PPC and SAFM were each down to the tune of 4%, but Pivotal Research analyst Tim Ramey took specific aim at TSN, downgrading it from a “Hold” to a “Sell,” and cutting the firms price target on Tyson Foods share from $100 to $40. Ramey explained, “Our thesis is that the class-action suit has merit and will lead to intense scrutiny of the broiler sector.”
TSN ended the day down 9% on the heels of the downgrade.
Honeywell International Inc. (HON)
Owners of industrial component maker Honeywell International also found themselves on the wrong side of the table today, with HON giving up 7.5% of its value following the release of alarming guidance for the rest of 2016.
For the recently completed third quarter, Honeywell expects to report a profit of $1.60 per share, short of the $1.70 per share of HON analysts were collectively expecting, and shy of the prior guidance of between $1.67 and $1.72. Things aren’t expected to heat up later in the year either. Honeywell is now calling for income of between $6.60 and $6.64 per share for all of 2016, with organic sales falling between 1% and 2%. Analysts were anticipating income of $6.68 per share of HON on a 4.5% improvement in revenue.
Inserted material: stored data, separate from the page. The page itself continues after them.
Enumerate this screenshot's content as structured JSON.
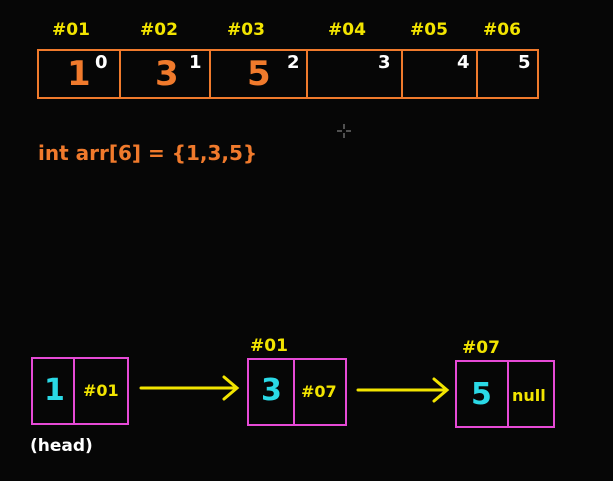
{
  "array": {
    "addresses": [
      "#01",
      "#02",
      "#03",
      "#04",
      "#05",
      "#06"
    ],
    "values": [
      "1",
      "3",
      "5",
      "",
      "",
      ""
    ],
    "indices": [
      "0",
      "1",
      "2",
      "3",
      "4",
      "5"
    ],
    "declaration": "int arr[6] = {1,3,5}"
  },
  "linked_list": {
    "nodes": [
      {
        "value": "1",
        "next": "#01",
        "address": ""
      },
      {
        "value": "3",
        "next": "#07",
        "address": "#01"
      },
      {
        "value": "5",
        "next": "null",
        "address": "#07"
      }
    ],
    "head_label": "(head)"
  },
  "colors": {
    "background": "#060606",
    "array_border": "#f07a2c",
    "array_value": "#f07a2c",
    "address": "#f2e400",
    "index": "#ffffff",
    "node_border": "#e64ad6",
    "node_value": "#2ad9e6",
    "arrow": "#f2e400"
  },
  "icons": {
    "cursor": "crosshair-cursor-icon"
  }
}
JPMorgan’s analyst C. Stephen Tusa thinks the worst-case scenario may already be more than priced in, however. He notes:
“…our first cut at calculating an “operating miss” implied by this guidance is ~$0.12 for 3Q and $0.19 for the year. This seems bad, and for Honeywell, it is, but at 3% of the annual guide, it’s not catastrophic. To widen the lens, the profit cut from the start of the year to today is now -5%, still in line with the group. What always matters, in our view, is the forward look, and here, at face value, with the extra restructuring (total is now $260-270 mm, or a total ~$0.25+ of growth) and pull forward of OEM incentives, along with many other items like forex, interest expense and year 2 M&A accretion, the bridge to ’17 stands out as the best in the sector, getting us to 7% growth before organic.”
Sarepta Therapeutics Inc (SRPT)
Last but not least, the buzz surrounding bipharma company Sarepta Therapeutics has been palpable since the middle of last month. That’s then the Food and Drug Administration approved its ballyhooed Duchenne muscular dystrophy (DMD) drug eteplirsen. SRPT shares were up 119% since then, through yesterday.
Some air was let out of the tires today, however, when at least one insurer balked at including eteplirsen on its formulary list. Anthem Inc (NYSE:ANTM) will not be purchasing the drug for any of its customers.
It wasn’t the $300,000 per-year price tag that spooked the insurer … at least not officially. Anthem said it is concerning that eteplirsen is “investigational and not medically necessary,” pointing back to a lengthy and often controversial road the therapy took to its eventual FDA approval. With Anthem’s argument being made, other insurers may use similar ideas to get around offering the expensive treatment to its customers.
SRPT shares fell 6.2% on that prospect.
As of this writing, James Brumley did not hold a position in any of the aforementioned securities.